Ultimately, all modern capitalist economies run on debt and lending, so if we see another panic centered on the banks, it could pour cold water on the “US economic exceptionalism” theme…though as we saw in March, that doesn’t necessarily mean that the US dollar will fall!

Key developments to watch in Q4:

  • We anticipate that the Fed will NOT hike interest rates again this year, but it’s certainly still possible if inflation or jobs data comes in elevated relative to expectations.
  • Concerns over the health of the banking sector play a role in the above, with tighter credit taking a toll on growth more broadly.
  • The economic exceptionalism of the US moderates as the US economy “catches down” to slowing growth in other regions

US Dollar Technical Analysis DXY Weekly Chart


Source: TradingView, StoneX

Turning our attention to the weekly chart, the US Dollar Index (DXY) remains within a tight bullish channel as we go to press; indeed the market is in the midst of a 12-week winning streak, showing investors’ clear preference for the relatively strong growth and high yields offered by the US economy.

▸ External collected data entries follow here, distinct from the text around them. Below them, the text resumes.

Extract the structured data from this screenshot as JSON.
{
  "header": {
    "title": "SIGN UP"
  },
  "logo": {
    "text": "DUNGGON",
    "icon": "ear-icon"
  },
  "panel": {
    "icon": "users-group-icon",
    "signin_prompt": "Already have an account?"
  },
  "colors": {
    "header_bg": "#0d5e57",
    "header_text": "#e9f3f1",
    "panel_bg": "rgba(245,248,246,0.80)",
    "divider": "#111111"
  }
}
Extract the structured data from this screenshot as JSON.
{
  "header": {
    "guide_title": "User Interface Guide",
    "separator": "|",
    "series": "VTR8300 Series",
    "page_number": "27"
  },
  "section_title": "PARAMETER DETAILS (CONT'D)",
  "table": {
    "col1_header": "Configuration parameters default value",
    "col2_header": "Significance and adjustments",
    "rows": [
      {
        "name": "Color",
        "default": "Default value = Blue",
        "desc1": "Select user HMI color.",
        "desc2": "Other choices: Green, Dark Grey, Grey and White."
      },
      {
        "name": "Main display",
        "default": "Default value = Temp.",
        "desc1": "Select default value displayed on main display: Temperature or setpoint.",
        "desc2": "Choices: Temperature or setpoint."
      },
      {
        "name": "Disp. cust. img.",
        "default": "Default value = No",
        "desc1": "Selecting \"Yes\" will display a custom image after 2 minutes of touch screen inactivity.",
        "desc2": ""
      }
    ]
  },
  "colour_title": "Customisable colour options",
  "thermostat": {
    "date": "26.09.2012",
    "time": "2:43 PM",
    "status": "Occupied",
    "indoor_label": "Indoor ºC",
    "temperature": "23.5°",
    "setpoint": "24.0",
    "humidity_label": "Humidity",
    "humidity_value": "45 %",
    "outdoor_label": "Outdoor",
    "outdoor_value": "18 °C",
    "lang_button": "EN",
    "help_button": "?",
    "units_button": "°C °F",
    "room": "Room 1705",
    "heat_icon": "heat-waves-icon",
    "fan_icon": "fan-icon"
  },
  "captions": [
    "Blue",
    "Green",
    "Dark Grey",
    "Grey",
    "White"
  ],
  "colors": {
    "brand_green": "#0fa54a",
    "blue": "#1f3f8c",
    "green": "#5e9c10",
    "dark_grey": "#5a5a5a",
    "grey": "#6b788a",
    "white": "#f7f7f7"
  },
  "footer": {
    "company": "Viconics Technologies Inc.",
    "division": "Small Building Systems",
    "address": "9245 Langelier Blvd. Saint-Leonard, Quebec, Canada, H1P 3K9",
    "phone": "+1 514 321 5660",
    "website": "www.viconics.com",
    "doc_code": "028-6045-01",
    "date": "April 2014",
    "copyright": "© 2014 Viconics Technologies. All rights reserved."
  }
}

In terms of the levels to watch on the US Dollar Index, previous-resistance-turned-support at 105.90 could well put a floor under any near-term dips; a similar dynamic could emerge around 104.50 if that level gives way.

To the topside, there’s little in the way of nearby highs and lows, so traders will likely look to the Fibonacci retracements of the 2022-23 pullback, including 107.20 (50%), 109.00 (61.8%), or even 111.50 (78.6%) if the bulls are able to maintain the recent bullish momentum. As long prices can hold above the late-September breakout level at 105.90, the path of least resistance for the US Dollar Index will remain to the upside.